What about Nick Suzuki, though? The unflappable Canadiens rookie should be in the conversation as one of the best up-and-comers of the restart. He's arguably been as impactful as Kotkaniemi.
Suzuki, who was drafted 13th overall by the Vegas Golden Knights in the 2017 NHL Draft before being sent to Montreal in the Max Pacioretty trade, has one goal and two assists in six games. However, his contributions are mostly subtle, extending beyond the boxscore.
The 21-year-old ranks second in ice time among Montreal forwards, skating for 19 minutes and 46 seconds per night. The coaching staff trusts Suzuki, just 77 games into his NHL career, to play in any and all situations: up a goal, down two goals, on the power play, on the penalty kill, at even strength, whatever.
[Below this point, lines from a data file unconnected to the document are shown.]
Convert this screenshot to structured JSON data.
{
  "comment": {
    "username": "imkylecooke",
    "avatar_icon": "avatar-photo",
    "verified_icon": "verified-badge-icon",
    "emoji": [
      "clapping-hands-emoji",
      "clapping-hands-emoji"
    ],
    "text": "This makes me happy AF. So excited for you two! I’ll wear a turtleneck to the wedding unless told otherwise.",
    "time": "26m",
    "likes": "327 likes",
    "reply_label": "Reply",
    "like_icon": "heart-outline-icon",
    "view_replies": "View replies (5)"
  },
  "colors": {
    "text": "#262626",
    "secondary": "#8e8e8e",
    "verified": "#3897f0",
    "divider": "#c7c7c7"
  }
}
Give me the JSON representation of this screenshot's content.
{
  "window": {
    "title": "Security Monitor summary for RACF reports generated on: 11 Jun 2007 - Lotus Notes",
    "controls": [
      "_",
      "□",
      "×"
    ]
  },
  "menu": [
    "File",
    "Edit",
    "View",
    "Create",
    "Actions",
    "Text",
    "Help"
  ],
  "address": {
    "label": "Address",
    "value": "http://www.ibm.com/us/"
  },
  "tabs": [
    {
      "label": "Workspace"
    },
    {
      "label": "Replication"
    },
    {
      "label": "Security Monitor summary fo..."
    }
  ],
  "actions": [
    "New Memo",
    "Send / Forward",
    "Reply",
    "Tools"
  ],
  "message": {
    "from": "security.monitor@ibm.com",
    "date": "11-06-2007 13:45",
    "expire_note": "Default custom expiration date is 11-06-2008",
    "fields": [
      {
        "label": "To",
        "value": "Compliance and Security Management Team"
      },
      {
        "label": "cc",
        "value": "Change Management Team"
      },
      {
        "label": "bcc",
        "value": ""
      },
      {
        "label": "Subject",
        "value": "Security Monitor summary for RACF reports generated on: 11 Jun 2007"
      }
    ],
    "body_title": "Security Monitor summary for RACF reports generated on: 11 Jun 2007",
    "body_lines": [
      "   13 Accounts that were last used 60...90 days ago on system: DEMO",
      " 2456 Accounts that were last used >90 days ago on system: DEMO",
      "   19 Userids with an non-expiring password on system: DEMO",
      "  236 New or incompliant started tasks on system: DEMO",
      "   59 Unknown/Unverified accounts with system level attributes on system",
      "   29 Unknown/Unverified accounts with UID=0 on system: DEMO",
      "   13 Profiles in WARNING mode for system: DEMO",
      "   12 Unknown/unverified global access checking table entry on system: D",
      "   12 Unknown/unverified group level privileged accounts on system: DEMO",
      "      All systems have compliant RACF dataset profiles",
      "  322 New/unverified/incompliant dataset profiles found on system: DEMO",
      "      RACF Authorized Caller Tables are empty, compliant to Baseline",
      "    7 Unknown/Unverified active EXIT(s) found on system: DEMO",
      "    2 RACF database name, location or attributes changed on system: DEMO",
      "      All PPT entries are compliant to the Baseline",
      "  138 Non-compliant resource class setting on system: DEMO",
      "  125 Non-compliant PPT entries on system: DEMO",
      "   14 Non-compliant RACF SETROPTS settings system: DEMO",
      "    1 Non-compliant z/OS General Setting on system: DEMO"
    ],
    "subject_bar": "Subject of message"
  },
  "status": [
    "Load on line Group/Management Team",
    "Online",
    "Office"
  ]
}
"Suzy's starting to tap into playing some big minutes against some high-level talent on the other side," Domi said following Friday's win. "It takes a lot of confidence to do that. It's a tough job to do. He showed it in the first round and he's showing it again, tonight and in Game 1."
Suzuki has mainly faced off against difficult assignments in Sidney Crosby, Evgeni Malkin, and Kevin Hayes thus far, yet he's been on the ice for just one goal against at even strength and has a plus-2 rating. A responsible pivot, he has terrific poise and above-average hand-eye coordination. He's already the rare NHLer that coaches never have to worry about - a master of the little things who is more than willing to, for instance, take a pounding body check to get the puck out of harm's way. And it doesn't hurt that he has some scoring touch, too, as evidenced by his 13 goals and 28 assists in 71 regular-season games.
Suzuki will be lucky to sneak into the top five in Calder Trophy voting. The 2020 rookie class was deep, starting with super studs Quinn Hughes and Cale Makar, and continuing with Dominik Kubalik, Adam Fox, John Marino, Elvis Merzlikins, and Victor Olofsson, plus a few others. But the probable top-five snub shouldn't discount what Suzuki has accomplished both during the regular season and his breakout postseason.